Unfortunately, most listeners missed this album. Odd to think we lived in a world where Terry Bozzio (Missing Persons) and John Wetton (Asia) were making gold and platinum records while Jobson labored in the shadows. Then again, Jobson’s former U.K. bandmates understood the importance of a strong vocalist and not writing abstruse, color-coded concept albums. Largely absent from this album is the electric violin, used only sparingly, as Jobson focuses mainly on synthesizers. Personally, I think he overplayed the importance of synthesizers; the opening and closing Transporter I and Transporter II, for example, seem oversimplified. They’re the anomalies, though, as Jobson uses his keyboards to create more complex arrangements in line with what you’d expect from the principal musical architect of U.K.

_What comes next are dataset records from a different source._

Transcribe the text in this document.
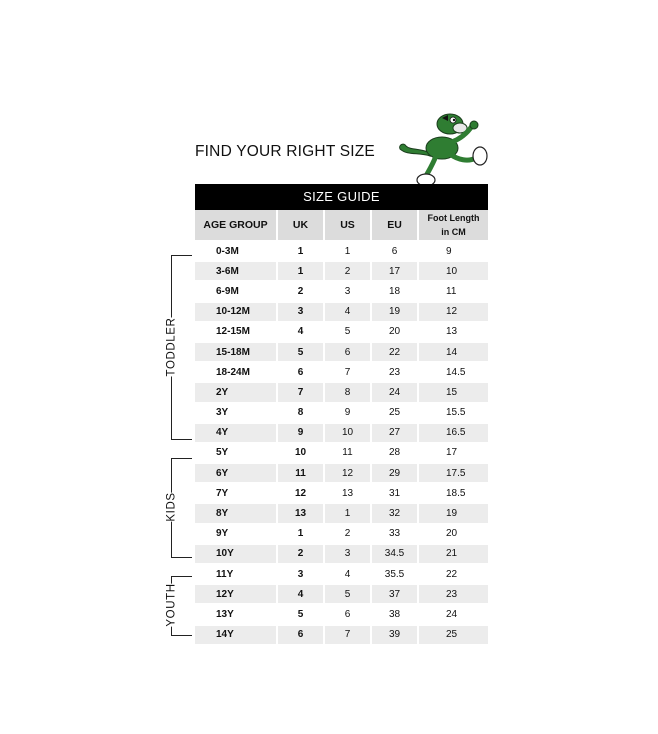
FIND YOUR RIGHT SIZE
SIZE GUIDE
AGE GROUP	UK	US	EU	Foot Length
in CM
0-3M	1	1	6	9
3-6M	1	2	17	10
6-9M	2	3	18	11
10-12M	3	4	19	12
12-15M	4	5	20	13
15-18M	5	6	22	14
18-24M	6	7	23	14.5
2Y	7	8	24	15
3Y	8	9	25	15.5
4Y	9	10	27	16.5
5Y	10	11	28	17
6Y	11	12	29	17.5
7Y	12	13	31	18.5
8Y	13	1	32	19
9Y	1	2	33	20
10Y	2	3	34.5	21
11Y	3	4	35.5	22
12Y	4	5	37	23
13Y	5	6	38	24
14Y	6	7	39	25
TODDLER
KIDS
YOUTH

Because the album alternates between songs and instrumentals, it picks up the story at intervals, which results in a piecemeal plot line. The glimpses of the story we get on Resident, Easy For You To Say, Think It Over, Green Face, etc. are interesting, but I’ve never been able to connect the dots. Maybe it’s about computers taking over human beings, an inner struggle between our human and increasingly digital halves, a deep distrust of the color pink… it’s anyone’s guess, really. Then again, A Curious Feeling and Smallcreep’s Day (the album, anyway) didn’t make a whole lot of sense either, and The Green Album is more tuneful than both put together.
Although I’m sure it wasn’t Jobson’s intent, I’ve always heard this record as a belated audition for Asia. No disrespect to Geoff Downes, but Asia with Eddie Jobson would have been a better band. As for Zinc (Michael Barsimanto, Michael Cuneo, Jerry Watts), they’re a crack outfit, they just didn’t have the cachet of a Carl Palmer or Steve Howe. And Zinc is only a part-time player in the show, with guest musicians (Alon Oleartchik, Gentle Giant’s Gary Green) ably filling in the gaps. Even with the added help, The Green Album is mostly a D.I.Y. affair, much like The Fugitive. It deserved an encore, maybe even a sequel (The Pink Album?); unfortunately, Jobson tried his hand next at a new age album, then focused on tv/film scores and advertising, where presumably the grass was greener ($$).
Original elpee version
A1. Transporter (1:11)
A2. Resident (6:01)
A3. Easy for You to Say (4:07)
A4. Prelude (2:30)
A5. Nostalgia (2:27)
A6. Walking from Pastel (2:07)
A7. Turn It Over (4:15)
B1. Green Face (4:22)
B2. Who My Friends… (6:31)
B3. Colour Code (1:05)
B4. Listen to Reason (5:56)
B5. Through the Glass (6:03)
B6. Transporter II (0:22)
Music and words written and arranged by Eddie Jobson.
CD reissue bonus track
14. Turn It Over (single edit)
Eddie Jobson (vocals; keyboards: Yamaha CS80, Mini-Moog synthesizers, Yamaha grand piano; electric violin) with Michael Barsimanto (drums on A2/A3/B1/B2/B4/B5), Michael Cuneo (guitar on A2/B2/B4/B5), Gary Green (guitar on B4/B5), Nick Moroch (guitar on A2/A3/B1/B2), Alon Oleartchik (bass on A3/A7/B1/B4), Cary Sharaf (guitar on A7), Jerry Watts (bass on A2/A5/B2/B4/B5). Produced by Eddie Jobson; second engineers: Eddie Jobson, Ron Cote, Paul Mandl; mixing engineers: Eddie Jobson, Ron Cote, Dav Wittman on B2; backing track engineer: Ray Bardani; overdub engineer: Clay Hutchinson.
Concept by Eddie Jobson. Design by Peter Corriston. Photography by Brian Hagiwara.
Released on elpee and cassette on June 3, 1983 in the US and Canada (Capitol, ST/4XT-12275), the UK (Capitol, EST 4001831) and Germany (Capitol, 1C 064 4001831) with lyrics innersleeve.
- Re-issued on compact disc in 1992 in the US and Canada (One Way, S21 56846).
- Re-released on expanded super audio/super high material compact disc on September 24, 2014 in Japan (Universal, UIGY-9573) with one bonus track.